Context: Studies have shown patterns of abnormal dorsolateral prefrontal cortex (DLPFC) functional connectivity with other brain areas in schizophrenia and association of these patterns with a putative susceptibility gene (ZNF804A). However, whether these patterns are trait phenomena linked to genetic risk for illness is unclear.
Objective: To test the hypotheses that altered DLPFC connectivity is (1) a familial, likely heritable feature of genetic risk for schizophrenia, (2) a novel intermediate phenotype independent of altered DLPFC engagement, and (3) selectively modulated by a polymorphism in ZNF804A.
Design: Cross-sectional case-control study using blood oxygen level-dependent functional magnetic resonance imaging during a working memory task and genotyping of rs1344706 in ZNF804A.
Setting: Research center.
Participants: A total of 402 subjects (153 cognitively normal controls, 171 healthy siblings of patients with schizophrenia, and 78 patients).
Main outcome measures: Task-independent and task-dependent physiologic coupling between the DLPFC and other brain "target" regions investigated with (1) seeded connectivity and (2) psychophysiological interaction analysis.
Results: Siblings and patients showed greater DLPFC "inefficiency" than controls. Abnormal DLPFC functional coupling with the hippocampus and, to a lesser degree, the rest of the prefrontal cortex, was observed in patients and siblings when compared with controls using both connectivity analyses. Prefrontal activation and connectivity measures within siblings did not correlate, implying that they were independent phenomena. The ZNF804A genotype significantly modulated DLPFC coupling with the hippocampus and prefrontal cortex but not DLPFC activity in the control group. Similarly, ZNF804A genotype modulated right DLPFC-hippocampal formation coupling in siblings and patients.

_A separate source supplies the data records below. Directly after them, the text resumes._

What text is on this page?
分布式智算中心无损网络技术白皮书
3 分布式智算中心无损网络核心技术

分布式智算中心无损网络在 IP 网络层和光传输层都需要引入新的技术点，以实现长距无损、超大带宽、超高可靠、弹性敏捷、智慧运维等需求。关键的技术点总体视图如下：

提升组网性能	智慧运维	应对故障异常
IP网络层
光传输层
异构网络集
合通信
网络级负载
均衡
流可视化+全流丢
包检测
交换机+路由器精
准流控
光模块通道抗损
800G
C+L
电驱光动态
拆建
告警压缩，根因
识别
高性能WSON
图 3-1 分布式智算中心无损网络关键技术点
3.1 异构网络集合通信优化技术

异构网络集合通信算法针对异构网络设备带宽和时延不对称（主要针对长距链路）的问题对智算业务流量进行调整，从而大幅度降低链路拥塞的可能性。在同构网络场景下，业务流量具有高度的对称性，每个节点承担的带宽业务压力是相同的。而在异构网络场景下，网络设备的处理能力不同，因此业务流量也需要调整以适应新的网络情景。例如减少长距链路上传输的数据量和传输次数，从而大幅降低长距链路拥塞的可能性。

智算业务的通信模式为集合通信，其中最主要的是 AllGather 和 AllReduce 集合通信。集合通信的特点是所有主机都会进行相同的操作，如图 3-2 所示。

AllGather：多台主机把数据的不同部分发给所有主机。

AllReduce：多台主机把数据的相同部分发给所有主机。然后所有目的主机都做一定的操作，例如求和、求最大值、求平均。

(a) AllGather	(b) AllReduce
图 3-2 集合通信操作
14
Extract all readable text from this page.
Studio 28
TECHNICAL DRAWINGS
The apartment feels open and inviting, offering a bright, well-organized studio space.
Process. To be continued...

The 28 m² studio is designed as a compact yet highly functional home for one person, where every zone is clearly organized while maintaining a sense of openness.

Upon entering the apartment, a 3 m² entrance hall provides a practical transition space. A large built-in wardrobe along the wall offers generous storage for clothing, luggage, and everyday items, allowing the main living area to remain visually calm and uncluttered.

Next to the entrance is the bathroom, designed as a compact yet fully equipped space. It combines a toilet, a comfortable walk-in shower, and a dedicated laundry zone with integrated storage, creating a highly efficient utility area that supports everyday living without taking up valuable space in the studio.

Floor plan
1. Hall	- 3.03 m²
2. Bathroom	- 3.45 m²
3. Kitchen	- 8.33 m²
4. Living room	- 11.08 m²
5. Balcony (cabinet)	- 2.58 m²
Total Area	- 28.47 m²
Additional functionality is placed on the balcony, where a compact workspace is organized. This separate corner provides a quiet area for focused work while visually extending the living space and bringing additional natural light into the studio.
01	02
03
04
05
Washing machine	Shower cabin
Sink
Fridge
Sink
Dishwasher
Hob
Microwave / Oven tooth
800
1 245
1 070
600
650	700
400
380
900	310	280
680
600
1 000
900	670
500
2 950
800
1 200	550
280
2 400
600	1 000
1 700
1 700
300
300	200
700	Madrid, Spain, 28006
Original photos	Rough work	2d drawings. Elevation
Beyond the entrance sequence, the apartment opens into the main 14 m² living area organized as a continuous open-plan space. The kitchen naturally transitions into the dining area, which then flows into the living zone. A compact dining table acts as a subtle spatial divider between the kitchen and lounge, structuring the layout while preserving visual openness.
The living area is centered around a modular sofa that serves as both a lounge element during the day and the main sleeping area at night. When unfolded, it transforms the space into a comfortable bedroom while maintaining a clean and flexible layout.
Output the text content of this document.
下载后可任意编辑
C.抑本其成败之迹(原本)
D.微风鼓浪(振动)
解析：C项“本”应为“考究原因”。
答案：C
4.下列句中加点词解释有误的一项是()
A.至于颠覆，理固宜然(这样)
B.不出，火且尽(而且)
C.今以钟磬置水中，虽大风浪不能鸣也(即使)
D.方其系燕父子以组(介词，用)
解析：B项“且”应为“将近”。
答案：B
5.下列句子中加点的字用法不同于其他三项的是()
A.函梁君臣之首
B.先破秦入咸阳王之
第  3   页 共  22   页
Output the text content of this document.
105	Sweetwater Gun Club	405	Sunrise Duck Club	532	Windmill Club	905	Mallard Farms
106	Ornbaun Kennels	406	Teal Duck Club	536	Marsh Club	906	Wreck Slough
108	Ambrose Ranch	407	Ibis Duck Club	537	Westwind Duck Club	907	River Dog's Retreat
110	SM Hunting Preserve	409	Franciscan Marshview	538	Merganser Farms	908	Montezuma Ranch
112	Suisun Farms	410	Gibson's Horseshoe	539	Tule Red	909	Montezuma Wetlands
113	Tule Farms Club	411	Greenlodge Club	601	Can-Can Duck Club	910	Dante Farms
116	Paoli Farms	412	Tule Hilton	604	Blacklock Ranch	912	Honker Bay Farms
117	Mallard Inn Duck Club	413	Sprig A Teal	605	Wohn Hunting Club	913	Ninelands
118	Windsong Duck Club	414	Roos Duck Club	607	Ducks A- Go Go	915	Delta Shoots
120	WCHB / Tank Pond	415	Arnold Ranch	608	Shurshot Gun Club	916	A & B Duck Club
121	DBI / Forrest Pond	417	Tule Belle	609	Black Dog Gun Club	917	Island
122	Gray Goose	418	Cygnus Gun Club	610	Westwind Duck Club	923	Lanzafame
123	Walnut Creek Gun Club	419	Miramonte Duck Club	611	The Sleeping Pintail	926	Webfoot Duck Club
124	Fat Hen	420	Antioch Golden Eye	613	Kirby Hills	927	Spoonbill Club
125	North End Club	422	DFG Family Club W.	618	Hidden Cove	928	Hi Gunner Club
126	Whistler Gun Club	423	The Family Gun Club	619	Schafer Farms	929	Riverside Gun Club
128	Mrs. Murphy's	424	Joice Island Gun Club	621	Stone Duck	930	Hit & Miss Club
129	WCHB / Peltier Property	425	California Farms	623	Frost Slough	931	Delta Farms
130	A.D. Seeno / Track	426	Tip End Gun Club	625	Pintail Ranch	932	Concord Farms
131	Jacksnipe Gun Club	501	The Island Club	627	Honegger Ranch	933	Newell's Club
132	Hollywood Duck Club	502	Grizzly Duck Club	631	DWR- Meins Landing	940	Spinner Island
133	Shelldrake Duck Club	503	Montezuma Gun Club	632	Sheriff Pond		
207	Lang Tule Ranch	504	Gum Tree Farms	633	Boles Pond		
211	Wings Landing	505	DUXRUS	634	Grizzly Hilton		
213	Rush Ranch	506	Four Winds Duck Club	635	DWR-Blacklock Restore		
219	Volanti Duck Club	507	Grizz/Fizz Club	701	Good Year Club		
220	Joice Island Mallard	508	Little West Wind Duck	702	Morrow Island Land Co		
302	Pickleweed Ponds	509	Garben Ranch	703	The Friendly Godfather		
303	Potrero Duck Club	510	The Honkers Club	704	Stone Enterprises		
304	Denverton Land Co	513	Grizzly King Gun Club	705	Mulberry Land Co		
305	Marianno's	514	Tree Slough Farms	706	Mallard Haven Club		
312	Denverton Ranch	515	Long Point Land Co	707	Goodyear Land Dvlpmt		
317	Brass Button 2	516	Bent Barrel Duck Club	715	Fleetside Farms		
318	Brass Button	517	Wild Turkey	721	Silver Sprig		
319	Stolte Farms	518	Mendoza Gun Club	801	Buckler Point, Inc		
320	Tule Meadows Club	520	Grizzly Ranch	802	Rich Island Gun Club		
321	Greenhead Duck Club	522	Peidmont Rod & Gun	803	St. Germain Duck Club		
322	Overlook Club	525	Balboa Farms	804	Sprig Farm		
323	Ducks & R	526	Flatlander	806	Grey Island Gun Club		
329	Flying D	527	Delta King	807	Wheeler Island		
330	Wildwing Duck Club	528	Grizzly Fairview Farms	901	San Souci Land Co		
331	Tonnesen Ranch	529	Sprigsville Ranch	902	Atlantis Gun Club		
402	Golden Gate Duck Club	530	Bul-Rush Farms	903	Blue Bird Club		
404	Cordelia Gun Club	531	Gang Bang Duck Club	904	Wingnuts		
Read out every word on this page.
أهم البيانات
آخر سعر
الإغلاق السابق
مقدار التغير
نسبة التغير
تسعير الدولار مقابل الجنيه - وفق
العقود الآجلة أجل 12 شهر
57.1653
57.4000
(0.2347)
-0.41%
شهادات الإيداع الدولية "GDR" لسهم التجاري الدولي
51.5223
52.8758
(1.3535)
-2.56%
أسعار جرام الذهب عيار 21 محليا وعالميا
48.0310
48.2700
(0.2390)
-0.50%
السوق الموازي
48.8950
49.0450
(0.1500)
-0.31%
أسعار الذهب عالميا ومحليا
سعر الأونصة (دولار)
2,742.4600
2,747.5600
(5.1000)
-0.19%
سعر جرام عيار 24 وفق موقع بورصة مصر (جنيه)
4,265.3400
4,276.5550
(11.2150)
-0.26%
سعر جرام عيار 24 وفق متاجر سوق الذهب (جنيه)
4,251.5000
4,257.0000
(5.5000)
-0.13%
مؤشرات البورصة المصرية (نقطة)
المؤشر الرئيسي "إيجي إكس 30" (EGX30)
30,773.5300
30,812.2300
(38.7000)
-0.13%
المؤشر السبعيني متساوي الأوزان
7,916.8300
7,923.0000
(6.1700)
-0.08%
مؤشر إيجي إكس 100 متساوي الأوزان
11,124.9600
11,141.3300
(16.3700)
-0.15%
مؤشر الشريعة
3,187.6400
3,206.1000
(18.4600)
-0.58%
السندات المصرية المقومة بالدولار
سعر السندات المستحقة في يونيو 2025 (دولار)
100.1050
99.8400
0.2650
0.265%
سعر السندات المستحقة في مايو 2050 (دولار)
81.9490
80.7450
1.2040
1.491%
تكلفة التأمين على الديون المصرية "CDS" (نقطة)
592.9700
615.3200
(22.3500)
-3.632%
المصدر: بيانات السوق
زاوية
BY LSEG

Conclusions: Coupling between the DLPFC and hippocampus is compromised in siblings of patients with schizophrenia and is independent of DLPFC engagement. The selective association with a single-nucleotide polymorphism in ZNF804A suggests that this intermediate phenotype proxies a distinct neural system mechanism related to genetic risk for schizophrenia and the biology of this gene.